Scottish Opera: Tosca
- Carol Main
- 29 October 2019
Powerful revival of Anthony Besch's production of the Puccini tragedy
It may have been first unveiled almost 40 years ago, but Anthony Besch's Scottish Opera production of Tosca is possibly even more powerful today than it has been over the course of its now nine revivals. Perpetually heady themes of jealousy, deceit, power, corruption, betrayal and, of course, love are laid bare and given authoritative credence, in a performance that draws the audience up close and personal to Puccini's edge-of-the seat tragic thriller.
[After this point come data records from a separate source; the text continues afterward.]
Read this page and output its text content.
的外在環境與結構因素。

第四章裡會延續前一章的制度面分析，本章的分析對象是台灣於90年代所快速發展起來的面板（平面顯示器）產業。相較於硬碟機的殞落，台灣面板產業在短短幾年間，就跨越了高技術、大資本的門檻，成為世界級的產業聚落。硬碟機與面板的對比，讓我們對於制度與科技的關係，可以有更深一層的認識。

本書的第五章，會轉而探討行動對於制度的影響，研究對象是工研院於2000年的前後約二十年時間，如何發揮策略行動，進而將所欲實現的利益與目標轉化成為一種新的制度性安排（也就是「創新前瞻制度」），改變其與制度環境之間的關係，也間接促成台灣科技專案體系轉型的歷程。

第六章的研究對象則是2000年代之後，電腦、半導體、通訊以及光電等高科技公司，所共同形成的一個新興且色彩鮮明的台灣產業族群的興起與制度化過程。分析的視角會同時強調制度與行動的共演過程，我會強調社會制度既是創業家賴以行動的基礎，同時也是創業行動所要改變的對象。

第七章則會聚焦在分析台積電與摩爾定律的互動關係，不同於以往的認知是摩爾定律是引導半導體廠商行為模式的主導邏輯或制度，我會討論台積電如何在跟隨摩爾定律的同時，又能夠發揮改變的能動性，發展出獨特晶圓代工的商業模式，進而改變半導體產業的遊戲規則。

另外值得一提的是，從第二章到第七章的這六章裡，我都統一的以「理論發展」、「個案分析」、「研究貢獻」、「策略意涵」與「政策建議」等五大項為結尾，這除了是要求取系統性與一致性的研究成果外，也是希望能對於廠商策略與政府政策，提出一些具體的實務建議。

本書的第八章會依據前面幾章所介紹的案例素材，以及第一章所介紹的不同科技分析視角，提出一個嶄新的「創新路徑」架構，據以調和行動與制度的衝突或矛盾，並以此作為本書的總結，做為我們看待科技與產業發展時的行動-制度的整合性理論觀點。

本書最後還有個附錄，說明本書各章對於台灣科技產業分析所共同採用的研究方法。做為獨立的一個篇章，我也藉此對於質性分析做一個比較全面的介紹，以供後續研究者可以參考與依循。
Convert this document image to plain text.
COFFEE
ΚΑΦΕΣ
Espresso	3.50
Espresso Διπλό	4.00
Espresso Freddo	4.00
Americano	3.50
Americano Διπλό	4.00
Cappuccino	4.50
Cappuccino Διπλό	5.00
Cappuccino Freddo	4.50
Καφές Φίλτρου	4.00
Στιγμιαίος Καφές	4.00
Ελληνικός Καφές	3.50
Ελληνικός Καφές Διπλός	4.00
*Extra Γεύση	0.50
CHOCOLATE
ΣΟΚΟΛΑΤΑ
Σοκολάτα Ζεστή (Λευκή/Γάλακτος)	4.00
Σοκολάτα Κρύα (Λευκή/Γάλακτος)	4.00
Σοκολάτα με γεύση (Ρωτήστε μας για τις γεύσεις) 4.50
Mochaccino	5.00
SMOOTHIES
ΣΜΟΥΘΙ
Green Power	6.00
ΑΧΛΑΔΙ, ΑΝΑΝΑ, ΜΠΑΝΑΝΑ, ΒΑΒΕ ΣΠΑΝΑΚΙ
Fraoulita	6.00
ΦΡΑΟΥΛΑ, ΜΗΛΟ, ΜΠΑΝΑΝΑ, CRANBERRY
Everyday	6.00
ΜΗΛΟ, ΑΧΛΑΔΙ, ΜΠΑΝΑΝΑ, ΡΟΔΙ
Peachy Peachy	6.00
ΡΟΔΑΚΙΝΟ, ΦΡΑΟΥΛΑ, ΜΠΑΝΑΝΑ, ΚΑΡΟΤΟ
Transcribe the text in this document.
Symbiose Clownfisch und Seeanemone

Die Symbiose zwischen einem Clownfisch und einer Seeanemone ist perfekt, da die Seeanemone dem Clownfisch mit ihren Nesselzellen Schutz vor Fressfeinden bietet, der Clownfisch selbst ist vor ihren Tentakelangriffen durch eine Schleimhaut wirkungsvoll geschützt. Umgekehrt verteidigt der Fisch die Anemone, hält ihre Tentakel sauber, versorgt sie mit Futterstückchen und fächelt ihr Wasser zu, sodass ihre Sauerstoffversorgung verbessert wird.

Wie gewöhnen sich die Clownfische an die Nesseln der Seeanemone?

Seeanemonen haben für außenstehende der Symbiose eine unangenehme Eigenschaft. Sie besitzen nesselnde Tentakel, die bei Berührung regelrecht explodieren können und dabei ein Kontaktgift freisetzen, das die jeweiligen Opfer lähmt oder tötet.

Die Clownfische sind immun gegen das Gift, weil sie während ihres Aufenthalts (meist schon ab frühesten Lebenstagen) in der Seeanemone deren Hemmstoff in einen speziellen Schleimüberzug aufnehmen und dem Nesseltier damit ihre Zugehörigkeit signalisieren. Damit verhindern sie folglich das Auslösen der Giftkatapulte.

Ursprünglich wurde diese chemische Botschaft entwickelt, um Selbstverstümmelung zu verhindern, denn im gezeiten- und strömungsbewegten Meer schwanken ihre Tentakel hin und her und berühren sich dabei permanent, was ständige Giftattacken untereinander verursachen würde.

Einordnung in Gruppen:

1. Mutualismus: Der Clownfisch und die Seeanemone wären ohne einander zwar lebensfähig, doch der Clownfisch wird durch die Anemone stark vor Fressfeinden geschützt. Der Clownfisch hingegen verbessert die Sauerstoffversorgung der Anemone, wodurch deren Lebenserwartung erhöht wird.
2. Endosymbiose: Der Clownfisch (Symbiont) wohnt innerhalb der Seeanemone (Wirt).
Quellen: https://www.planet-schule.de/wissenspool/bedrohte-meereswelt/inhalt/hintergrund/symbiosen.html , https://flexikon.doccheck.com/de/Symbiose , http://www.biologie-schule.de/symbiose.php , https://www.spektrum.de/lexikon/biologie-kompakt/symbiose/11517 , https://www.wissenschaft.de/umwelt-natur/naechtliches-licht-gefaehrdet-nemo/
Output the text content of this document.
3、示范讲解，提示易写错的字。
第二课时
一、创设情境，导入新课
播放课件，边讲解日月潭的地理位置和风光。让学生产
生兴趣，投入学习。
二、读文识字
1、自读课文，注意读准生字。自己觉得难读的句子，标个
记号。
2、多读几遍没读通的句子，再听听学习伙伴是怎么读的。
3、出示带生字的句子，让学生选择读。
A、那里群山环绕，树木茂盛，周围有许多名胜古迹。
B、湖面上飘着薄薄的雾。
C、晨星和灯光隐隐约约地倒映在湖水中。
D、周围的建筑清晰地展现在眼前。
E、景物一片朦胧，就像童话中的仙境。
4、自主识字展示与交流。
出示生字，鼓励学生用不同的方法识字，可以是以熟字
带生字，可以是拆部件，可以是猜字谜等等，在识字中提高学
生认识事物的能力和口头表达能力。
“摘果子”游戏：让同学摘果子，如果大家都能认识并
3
With a strong cast of soloists who, both vocally and dramatically, are complementary to each other across the board, the orchestra is alongside them every step of the way, bringing a depth of colour, passion and intensity which tells as much, or perhaps even more, from the pit as what is going on up above them on stage. Whether thundering timpani, almost tangible evil from menacing brass or heart-achingly tender melodies from the strings, this is a familiar score from which conductor Stuart Stratford coaxes every instrumental nuance.
The unforgettable opening set, with the dark grandeur of the church of Sant'Andrea della Valle in Rome, introduces the catalyst for all that ensues: the escaped political prisoner Angelotti. British bass-baritone Dingle Yandell may have a big voice, but he brought a sensitive vulnerability that fits the role. Likewise, Paul Carey Jones' Sacristan had real energy and warmth of humanity. Natalya Romaniw as Tosca seized the part head-on, and developed her character with gripping effect, from flighty operatic diva to a devoted lover prepared to murder to save her other half, the painter Cavaradossi, played by gloriously-voiced tenor Gwyn Hughes Jones. Never far away until he receives Tosca's special kiss – aka a knife thrust into his core – Roland Wood is a suitably villainous Scarpia.
Reviewed at Theatre Royal, Glasgow, Sat 26 Oct. Eden Court, Inverness, Tue 5–Sat 9 Nov; Festival Theatre, Edinburgh, Thu 14–Sat 23 Nov.